Cara berpikirnya mestinya dikembalikan ke prinsip dasara apa sesungguhnya peran dan fungsi utama pemerintahan. Faktanya, hingga kini pemerintah daerah Bali dalam menjalankan tugas utamanya saja masih harus berjalan tertatih-tatih alias belum bisa professional. Nyaris tak ada prestasi nyata dari kerja terutama pada persoalan meningkatkan kesejahteraan rakyat. Pemerintahan ada, seolah-olah hanya untuk menjalankan tugas-tugas rutin birokrasi yang dari hari kehari hanya itu-itu saja. Tidak ada program kerja dan karya nyata yang signifikan yang bisa membawa rakyat pada tingkat kesejahteraan yang sesungguhnya.
Rakyat Bali memang secara fisik banyak mengalami perkembangan dan kemajuan. Dealer-dealer mobil dan sepeda motor di Bali selalu kebanjiran pembeli. Rumah mewah terus dibangun dan upacara-upacara besar tak pernah berhenti digelar. Semuanya menunjukkan bahwa seolah-olah tingkat kesejahteraan rakyatnya semakin baik.
Tetapi saya ingin mengajak Anda untuk tidak dengan mudah menyetujui fakta-fakta yang saya tulis di atas karena sesungguhnya ada kerapuhan yang luar bisa pada kesejatian diri dan kesadaran Rakyat Bali. Adalah fakta bahwa hampir sebagian besar gambaran kesejahteraan Rakyat Bali dibangun di atas pondasi yang rapuh. Kesejahteraan itu bukan lahir dari budaya kerja keras melainkan hasil menjual tanah leluhur mereka. Hanya sedikit kesejahteraan tersebut yang dihasilkan dari benar-benar keringat kerja keras.
Ironisnya, tidak ada pemerintahan yang mau mempedulikan persoalan ini. Alih-alih memberi penyadaran, justru birokrasi pemerintahan mendorong rakyat Bali untuk menjual sebanyak-banyaknya tanah mereka, membiarkan rakyat Bali hidup dalam mimpi indah sementara karena semua kenikmatan hidup hari ini diraih dengan cara-cara instan. Banyak faktor-faktor produksi yang justru saat ini dikuasai oleh mereka yang bukan rakyat Bali. Kemana aliran dana besar yang berputar di Bali berakhir? Yang jelas tidak untuk Rakyat Bali.

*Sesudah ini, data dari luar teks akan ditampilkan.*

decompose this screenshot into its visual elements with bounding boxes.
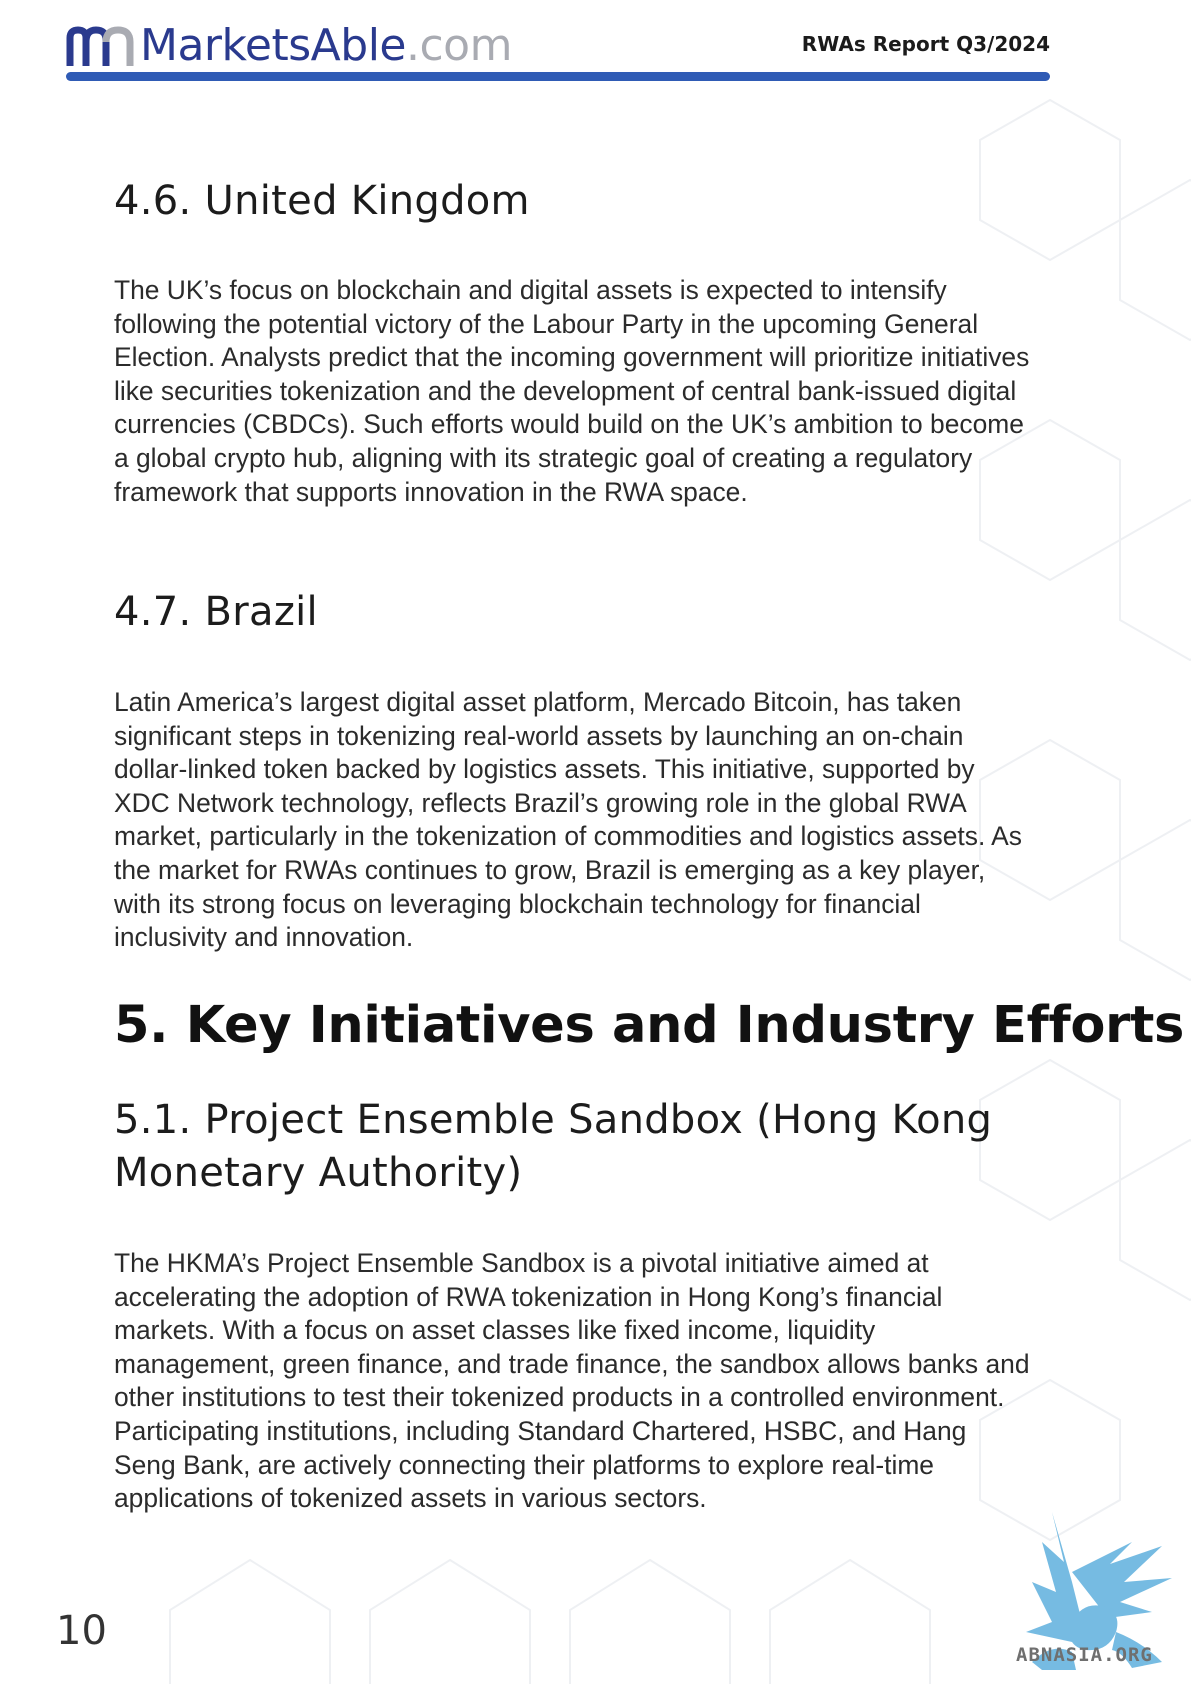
section-body-brazil: Latin America’s largest digital asset pl… (114, 687, 1022, 953)
section-heading-ensemble-line2: Monetary Authority) (114, 1150, 523, 1196)
logo-wordmark: MarketsAble (140, 20, 407, 71)
chapter-heading-key-initiatives: 5. Key Initiatives and Industry Efforts (114, 996, 1185, 1055)
marketsable-logo: MarketsAble .com (66, 18, 512, 74)
watermark-site-label: ABNASIA.ORG (1016, 1644, 1153, 1666)
report-header: MarketsAble .com RWAs Report Q3/2024 (66, 14, 1050, 84)
section-body-united-kingdom: The UK’s focus on blockchain and digital… (114, 275, 1030, 507)
logo-domain-suffix: .com (406, 20, 512, 71)
report-title: RWAs Report Q3/2024 (801, 32, 1050, 56)
header-divider (66, 72, 1050, 81)
section-heading-ensemble-line1: 5.1. Project Ensemble Sandbox (Hong Kong (114, 1097, 993, 1143)
section-heading-united-kingdom: 4.6. United Kingdom (114, 178, 530, 224)
marketsable-m-logo-icon (66, 26, 134, 66)
section-heading-brazil: 4.7. Brazil (114, 589, 318, 635)
page-number: 10 (56, 1608, 107, 1654)
section-body-ensemble: The HKMA’s Project Ensemble Sandbox is a… (114, 1248, 1030, 1514)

Lalu seberapa penting pemerintah Propinsi Bali memiliki perusahaan semacam Mall atau Hotel? Untuk siapa sesungguhnya perusahaan-perusahaan itu akan diperuntukkan? Ketika fungsi pemerintah sebagai regulator dan pelayan rakyat belum sempurna betul, maka pertanyaan pesimisme penuh kecurigaan akan segera dengan mudah meluncur dari berbagai pihak.
Ada baiknya Mangku Pastika tidak menutup mata atas pandangan pesimis dan penuh curiga tersebut. Tidaklah bijak jika Mantan Kapolda Bali ini bersikap terlalu yakin bahwa pemikirannya untuk membangun usaha Mall dan Hotel ini adalah sebuah harga mati. Terlebih lagi usia pemerintahannya belumlah sampai hitungan tiga tahun. Ada kerja lebih serius terutama di bidang pelayanan kepada masyarakat yang harusnya ditunjukkan terlebih dahulu karena memang inilah tugas utama pemerintah.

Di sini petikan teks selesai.